Severe storms are one of the most serious hazards identified in the research, particularly when stormwaters wreak havoc on infrastructure and vessels. The majority of the losses anticipated in the research are due to the damage they do to ports. The evidence is mounting that tropical cyclones are becoming more intense as the world warms. More rain and even worse hurricane-force winds are expected as a result. Then there’s rising sea levels: as sea levels rise, so do devastating storms and storm surges.
Should storms wreak havoc on ports, these adjustments will come at a higher cost. Hurricane Katrina, which hit the United States’ Gulf Coast in 2005, cost US ports over $2.2 billion.
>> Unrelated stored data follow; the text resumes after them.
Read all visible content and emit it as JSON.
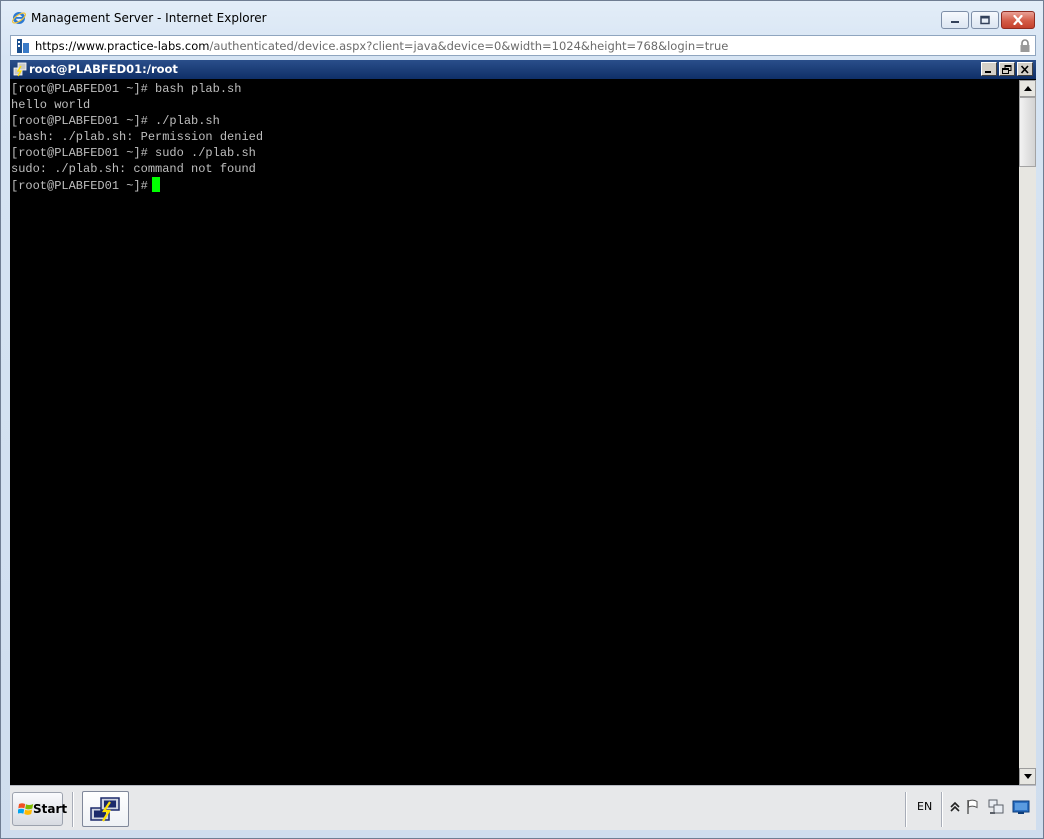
{
  "window": {
    "title": "Management Server - Internet Explorer"
  },
  "address_bar": {
    "protocol": "https://",
    "host": "www.practice-labs.com",
    "path": "/authenticated/device.aspx?client=java&device=0&width=1024&height=768&login=true"
  },
  "putty": {
    "title": "root@PLABFED01:/root"
  },
  "terminal": {
    "lines": [
      "[root@PLABFED01 ~]# bash plab.sh",
      "hello world",
      "[root@PLABFED01 ~]# ./plab.sh",
      "-bash: ./plab.sh: Permission denied",
      "[root@PLABFED01 ~]# sudo ./plab.sh",
      "sudo: ./plab.sh: command not found"
    ],
    "prompt": "[root@PLABFED01 ~]#"
  },
  "taskbar": {
    "start_label": "Start",
    "language": "EN"
  },
  "colors": {
    "terminal_bg": "#000000",
    "terminal_fg": "#bfbfbf",
    "cursor": "#00ff00",
    "putty_title_bg": "#0f2f67"
  },
  "icons": {
    "ie": "internet-explorer-icon",
    "site": "site-icon",
    "lock": "lock-icon",
    "putty": "putty-icon",
    "start": "windows-logo-icon",
    "task_app": "putty-task-icon",
    "tray_up": "chevron-up-icon",
    "tray_flag": "flag-icon",
    "tray_network": "network-icon",
    "tray_desktop": "desktop-icon"
  }
}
According to the latest analysis, the economic toll from Katrina might have been 5.5 times higher at the port in Mobile, Alabama, if sea levels and storm surges were as high at the time as some models indicate they would be by 2100.
Following a hurricane, there are persistent recovery expenditures as well as significant shipping delays. The paper also highlights the expenditures that ports face as a result of climate change adaptation. Ports may need to raise infrastructure, construct protective barriers such as sea walls, or even relocate to higher ground. There are also costs associated with ships needing to chart new courses in order to escape inclement weather. According to the analysis, weather, which is becoming more intense as the world heats, was responsible for almost one in every five vessels lost globally between 2015 and 2019.
Fortunately, the way forward is not predetermined. The analysis is predicated on the worst-case scenario for the climate catastrophe, which is unchecked greenhouse gas emissions. The Paris agreement commits states to almost eliminating greenhouse gas emissions by the middle of the century, despite the fact that the world is not now on course to meet that target.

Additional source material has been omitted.